Navigate AI's uncertainty with a two-sided "barbell" approach. On one end, make high-risk bets on "AI-first" businesses. On the other, invest in stable industries AI won't eliminate, such as healthcare, food, and entertainment, which cater to timeless human needs.
Instead of building AI-native companies facing intense competition, a viable strategy is to build "AI-durable" businesses. These are in real-world sectors (e.g., funeral homes) where the core service isn't disrupted by AI, but operations can be significantly accelerated by it.
An alternative to chasing hyper-growth AI is to invest in categories where AI adoption is slower. This provides founders with a crucial time advantage to build durable businesses, but it necessitates a more capital-efficient model that can't sustain a hyper-frequent fundraising pace.
Instead of betting on unknowable AI winners, a better strategy is to find quality companies the market has written off as "losers" due to AI fears. Similar to the unloved "old economy" stocks during the dot-com bubble, these perceived victims could offer significant upside if the disruption threat is overblown.
The market is polarizing into a 'barbell' shape. Businesses must choose a side: either hyper-efficient, AI-driven solutions or deeply human, analog experiences. The mediocre middle ground, which offers neither extreme efficiency nor genuine connection, will lose relevance and profitability.
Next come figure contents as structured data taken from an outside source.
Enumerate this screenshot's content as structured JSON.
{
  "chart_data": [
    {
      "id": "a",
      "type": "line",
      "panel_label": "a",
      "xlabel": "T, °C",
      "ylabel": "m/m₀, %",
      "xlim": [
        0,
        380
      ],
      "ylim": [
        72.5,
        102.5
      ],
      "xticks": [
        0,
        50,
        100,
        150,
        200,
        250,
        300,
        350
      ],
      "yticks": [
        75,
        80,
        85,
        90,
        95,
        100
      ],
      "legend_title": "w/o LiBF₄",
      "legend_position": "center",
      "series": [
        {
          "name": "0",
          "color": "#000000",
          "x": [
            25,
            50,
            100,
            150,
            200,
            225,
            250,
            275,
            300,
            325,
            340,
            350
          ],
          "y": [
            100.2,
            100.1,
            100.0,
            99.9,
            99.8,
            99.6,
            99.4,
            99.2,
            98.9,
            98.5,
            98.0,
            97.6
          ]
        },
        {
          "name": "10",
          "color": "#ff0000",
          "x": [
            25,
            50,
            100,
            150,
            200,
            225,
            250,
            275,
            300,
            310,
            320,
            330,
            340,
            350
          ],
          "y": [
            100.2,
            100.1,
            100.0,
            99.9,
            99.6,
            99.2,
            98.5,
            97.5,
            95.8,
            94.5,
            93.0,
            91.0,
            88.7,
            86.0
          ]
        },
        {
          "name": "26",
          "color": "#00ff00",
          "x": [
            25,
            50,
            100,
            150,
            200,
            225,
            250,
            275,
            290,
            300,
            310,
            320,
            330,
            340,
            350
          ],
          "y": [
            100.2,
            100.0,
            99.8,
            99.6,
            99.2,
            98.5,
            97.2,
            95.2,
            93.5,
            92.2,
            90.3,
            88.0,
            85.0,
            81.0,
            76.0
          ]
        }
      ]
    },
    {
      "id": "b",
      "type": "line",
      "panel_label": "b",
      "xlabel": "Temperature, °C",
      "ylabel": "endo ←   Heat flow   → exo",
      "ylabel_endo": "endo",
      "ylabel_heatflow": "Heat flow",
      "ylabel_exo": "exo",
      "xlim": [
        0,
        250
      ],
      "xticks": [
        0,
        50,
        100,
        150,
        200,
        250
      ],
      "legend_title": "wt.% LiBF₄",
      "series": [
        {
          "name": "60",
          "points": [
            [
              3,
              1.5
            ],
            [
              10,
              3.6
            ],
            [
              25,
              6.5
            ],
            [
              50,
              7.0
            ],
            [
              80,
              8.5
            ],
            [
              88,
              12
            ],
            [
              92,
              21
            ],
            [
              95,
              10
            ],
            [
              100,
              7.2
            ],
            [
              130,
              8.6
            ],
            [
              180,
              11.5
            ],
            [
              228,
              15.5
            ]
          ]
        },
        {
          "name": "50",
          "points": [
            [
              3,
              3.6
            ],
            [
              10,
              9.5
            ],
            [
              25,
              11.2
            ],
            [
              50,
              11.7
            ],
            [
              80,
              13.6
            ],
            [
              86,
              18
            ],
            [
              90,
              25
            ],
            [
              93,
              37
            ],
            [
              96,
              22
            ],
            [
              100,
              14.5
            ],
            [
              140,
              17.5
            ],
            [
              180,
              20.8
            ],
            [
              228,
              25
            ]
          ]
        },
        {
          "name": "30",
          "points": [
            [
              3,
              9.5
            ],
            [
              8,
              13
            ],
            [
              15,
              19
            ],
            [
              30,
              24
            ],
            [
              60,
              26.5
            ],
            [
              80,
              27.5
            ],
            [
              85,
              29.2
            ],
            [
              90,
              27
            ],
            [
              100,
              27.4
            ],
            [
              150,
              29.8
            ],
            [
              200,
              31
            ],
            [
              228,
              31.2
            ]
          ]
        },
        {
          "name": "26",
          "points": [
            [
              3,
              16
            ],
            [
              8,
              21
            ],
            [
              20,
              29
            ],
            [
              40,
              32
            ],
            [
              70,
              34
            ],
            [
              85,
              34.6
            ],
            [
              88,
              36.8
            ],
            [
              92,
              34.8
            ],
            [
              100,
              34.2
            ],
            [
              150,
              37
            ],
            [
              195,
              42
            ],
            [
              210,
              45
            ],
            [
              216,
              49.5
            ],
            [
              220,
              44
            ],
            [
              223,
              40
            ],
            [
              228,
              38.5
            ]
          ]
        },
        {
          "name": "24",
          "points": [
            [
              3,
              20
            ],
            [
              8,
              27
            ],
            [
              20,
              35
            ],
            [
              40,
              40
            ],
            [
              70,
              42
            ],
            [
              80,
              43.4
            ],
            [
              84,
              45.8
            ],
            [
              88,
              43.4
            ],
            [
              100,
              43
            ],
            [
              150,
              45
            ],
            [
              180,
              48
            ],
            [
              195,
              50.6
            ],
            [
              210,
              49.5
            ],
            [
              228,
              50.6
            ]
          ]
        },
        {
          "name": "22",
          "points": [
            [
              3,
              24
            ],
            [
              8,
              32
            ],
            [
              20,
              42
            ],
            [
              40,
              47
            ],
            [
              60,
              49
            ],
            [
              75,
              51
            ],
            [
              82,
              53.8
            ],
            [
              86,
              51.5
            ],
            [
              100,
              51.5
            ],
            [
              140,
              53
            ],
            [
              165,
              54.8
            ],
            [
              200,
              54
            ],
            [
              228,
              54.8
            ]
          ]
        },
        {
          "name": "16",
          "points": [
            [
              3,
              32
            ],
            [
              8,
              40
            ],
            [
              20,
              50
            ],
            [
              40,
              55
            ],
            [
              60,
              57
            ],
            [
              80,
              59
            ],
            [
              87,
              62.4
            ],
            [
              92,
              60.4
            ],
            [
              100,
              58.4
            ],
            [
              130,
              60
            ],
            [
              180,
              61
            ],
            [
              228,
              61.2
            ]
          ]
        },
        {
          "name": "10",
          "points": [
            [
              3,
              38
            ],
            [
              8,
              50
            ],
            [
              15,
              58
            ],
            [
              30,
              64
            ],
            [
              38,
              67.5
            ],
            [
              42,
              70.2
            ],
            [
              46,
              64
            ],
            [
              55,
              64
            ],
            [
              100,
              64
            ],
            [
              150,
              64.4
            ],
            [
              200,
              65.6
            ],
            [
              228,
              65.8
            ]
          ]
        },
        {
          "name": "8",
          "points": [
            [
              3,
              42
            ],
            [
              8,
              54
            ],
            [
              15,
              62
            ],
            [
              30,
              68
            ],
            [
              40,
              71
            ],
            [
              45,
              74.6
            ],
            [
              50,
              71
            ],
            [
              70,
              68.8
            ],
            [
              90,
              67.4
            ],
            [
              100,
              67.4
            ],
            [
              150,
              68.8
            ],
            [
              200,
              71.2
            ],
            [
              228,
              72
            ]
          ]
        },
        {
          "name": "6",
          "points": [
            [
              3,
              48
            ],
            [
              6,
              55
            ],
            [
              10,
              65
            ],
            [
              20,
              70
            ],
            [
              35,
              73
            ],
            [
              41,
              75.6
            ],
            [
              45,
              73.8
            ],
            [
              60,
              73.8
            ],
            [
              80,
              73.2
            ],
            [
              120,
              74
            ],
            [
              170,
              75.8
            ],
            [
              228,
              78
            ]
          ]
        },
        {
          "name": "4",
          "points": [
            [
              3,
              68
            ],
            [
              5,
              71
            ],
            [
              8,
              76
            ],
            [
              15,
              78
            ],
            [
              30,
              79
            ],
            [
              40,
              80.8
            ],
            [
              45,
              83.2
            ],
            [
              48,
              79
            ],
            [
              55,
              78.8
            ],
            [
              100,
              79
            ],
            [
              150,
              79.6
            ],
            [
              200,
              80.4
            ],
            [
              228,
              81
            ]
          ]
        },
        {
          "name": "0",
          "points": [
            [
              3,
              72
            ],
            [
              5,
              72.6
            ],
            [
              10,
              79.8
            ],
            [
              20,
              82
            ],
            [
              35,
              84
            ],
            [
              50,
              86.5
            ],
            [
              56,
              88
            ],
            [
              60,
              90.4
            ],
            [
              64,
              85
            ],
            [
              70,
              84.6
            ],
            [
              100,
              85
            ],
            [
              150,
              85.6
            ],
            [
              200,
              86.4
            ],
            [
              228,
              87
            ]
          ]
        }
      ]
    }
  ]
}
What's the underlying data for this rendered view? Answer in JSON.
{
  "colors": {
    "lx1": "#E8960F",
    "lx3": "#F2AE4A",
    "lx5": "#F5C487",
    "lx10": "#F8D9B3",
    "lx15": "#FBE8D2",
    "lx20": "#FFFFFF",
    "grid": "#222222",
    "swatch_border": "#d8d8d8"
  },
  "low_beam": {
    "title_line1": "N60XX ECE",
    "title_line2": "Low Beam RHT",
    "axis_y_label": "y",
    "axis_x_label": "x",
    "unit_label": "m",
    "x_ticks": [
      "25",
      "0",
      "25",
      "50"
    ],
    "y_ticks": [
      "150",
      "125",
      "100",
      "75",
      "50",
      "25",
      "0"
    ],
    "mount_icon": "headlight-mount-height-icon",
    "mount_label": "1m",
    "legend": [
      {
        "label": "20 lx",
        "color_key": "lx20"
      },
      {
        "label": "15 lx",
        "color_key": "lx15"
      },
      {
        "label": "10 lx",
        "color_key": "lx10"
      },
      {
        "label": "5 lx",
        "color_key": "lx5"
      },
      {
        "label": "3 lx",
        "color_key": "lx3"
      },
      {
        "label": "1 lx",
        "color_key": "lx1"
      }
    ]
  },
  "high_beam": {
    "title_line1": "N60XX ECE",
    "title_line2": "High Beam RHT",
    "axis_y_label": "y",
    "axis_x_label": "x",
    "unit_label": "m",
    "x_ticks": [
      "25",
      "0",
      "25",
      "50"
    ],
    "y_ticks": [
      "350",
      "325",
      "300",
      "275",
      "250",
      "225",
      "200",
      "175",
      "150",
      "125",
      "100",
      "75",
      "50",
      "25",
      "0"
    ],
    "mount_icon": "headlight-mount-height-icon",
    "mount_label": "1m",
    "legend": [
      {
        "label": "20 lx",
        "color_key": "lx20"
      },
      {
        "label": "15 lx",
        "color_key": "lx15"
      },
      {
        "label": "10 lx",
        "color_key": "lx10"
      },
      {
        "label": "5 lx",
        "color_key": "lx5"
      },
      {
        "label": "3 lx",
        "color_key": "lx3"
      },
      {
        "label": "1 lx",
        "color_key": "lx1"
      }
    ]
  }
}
Drawing a parallel to the early internet, where initial market-anointed winners like Ask Jeeves failed, the current AI boom presents a similar risk. A more prudent strategy is to invest in companies across various sectors that are effectively adopting AI to enhance productivity, as this is where widespread, long-term value will be created.
Avoid trendy, saturated markets. Instead, focus on stable, 'boring' industries that are slow to innovate and still rely on manual processes. These markets are ripe for disruption, have less competition, and typically offer higher margins for AI solutions.
The business world is polarizing. To succeed, you must operate at one of two extremes: fully embrace cutting-edge technology like AI, or master old-school, deeply personal, 1940s-style human engagement. The undifferentiated middle will become obsolete. The most ambitious businesses must do both.